JERUSALEM (Reuters) – Israel allow-ed its 10-month settlement construction freeze in the West Bank to expire today, defying a US call to extend the moratorium which Palestinians have said is necessary to keep peace talks going.

Minutes after the moratorium expired, Israeli Prime Minister Benjamin Netanyahu urged Palestinian President Mahmoud Abbas to continue “expedited, honest talks” to achieve an “historic” peace deal within a year.

“Israel is ready to pursue continuous contacts in the coming days to find a way to continue peace talks between Israel and the Palestinian Authority,” he said in a statement.

The Israeli leader has resisted calls from US President Barack Obama to extend the construction freeze but the United States said late yesterday it was trying to ensure both sides continued to negotiate despite Israel’s decision.

“We keep pushing for the talks to continue,” said State Department spokesman PJ Crowley in a brief statement, adding that Secretary of State Hillary Clinton had twice spoken to Netanyahu yesterday.

Netanyahu, whose governing coalition is dominated by pro-settler parties, earlier urged Jewish settlers to show restraint before the freeze ended at midnight.

His plea to settlers appeared aimed at persuading Abbas not to carry out his threat to quit negotiations launched in Washington on Sept. 2, unless the freeze were extended.

Palestinians say settlements will make it impossible for them to create a viable state and the issue is one of the core problems standing in the way of any peace deal.

More than 430,000 Jews live in well over 100 settlements established across the West Bank and East Jerusalem on land that Israel captured from Jordan in a 1967 Middle East war.
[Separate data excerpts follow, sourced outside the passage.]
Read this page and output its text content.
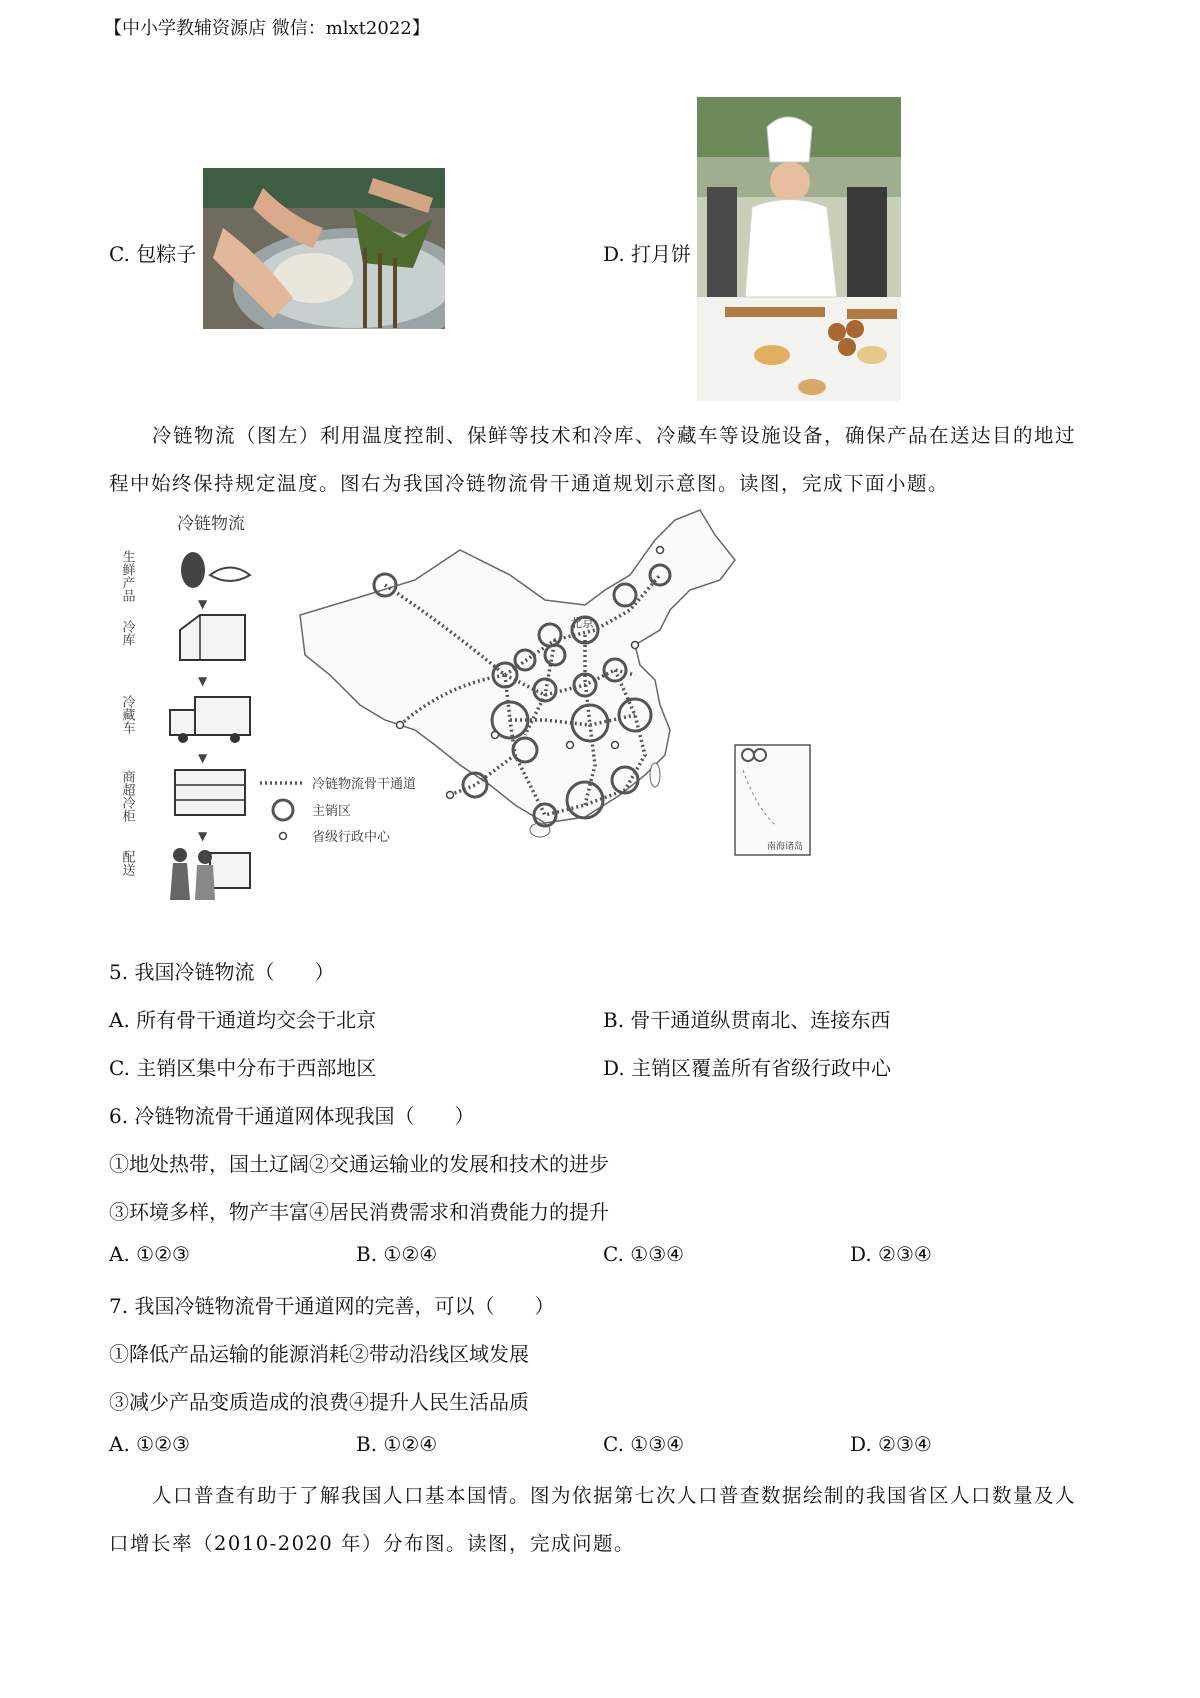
【中小学教辅资源店 微信：mlxt2022】
C. 包粽子	D. 打月饼
冷链物流（图左）利用温度控制、保鲜等技术和冷库、冷藏车等设施设备，确保产品在送达目的地过
程中始终保持规定温度。图右为我国冷链物流骨干通道规划示意图。读图，完成下面小题。
冷链物流
生鲜产品
▼
冷库
▼
冷藏车
▼
商超冷柜
▼
配送
北京
冷链物流骨干通道
主销区
省级行政中心
南海诸岛
5. 我国冷链物流（　　）
A. 所有骨干通道均交会于北京	B. 骨干通道纵贯南北、连接东西
C. 主销区集中分布于西部地区	D. 主销区覆盖所有省级行政中心
6. 冷链物流骨干通道网体现我国（　　）
①地处热带，国土辽阔②交通运输业的发展和技术的进步
③环境多样，物产丰富④居民消费需求和消费能力的提升
A. ①②③	B. ①②④	C. ①③④	D. ②③④
7. 我国冷链物流骨干通道网的完善，可以（　　）
①降低产品运输的能源消耗②带动沿线区域发展
③减少产品变质造成的浪费④提升人民生活品质
A. ①②③	B. ①②④	C. ①③④	D. ②③④
人口普查有助于了解我国人口基本国情。图为依据第七次人口普查数据绘制的我国省区人口数量及人
口增长率（2010-2020 年）分布图。读图，完成问题。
The World Court deems settlements illegal but Israel disputes this.

Netanyahu has held out the prospect of limiting the scope of renewed construction, a message he seemed to underscore in an official statement yesterday.

“The prime minister calls on the residents in Judea and Samaria (the West Bank) and the political parties to show restraint and responsibility today and in the future exactly as they showed restraint and responsibility throughout the months of the freeze,” it said.

But settler leaders vowed to begin erecting next week some 2,000 homes in the West Bank, where Netanyahu in November imposed under US pressure a partial moratorium on housing starts.

In his statement Netanyahu said he had been in touch with Clinton and the leaders of Jordan and Egypt in the past few days in search of a way to ensure the nascent negotiations continued.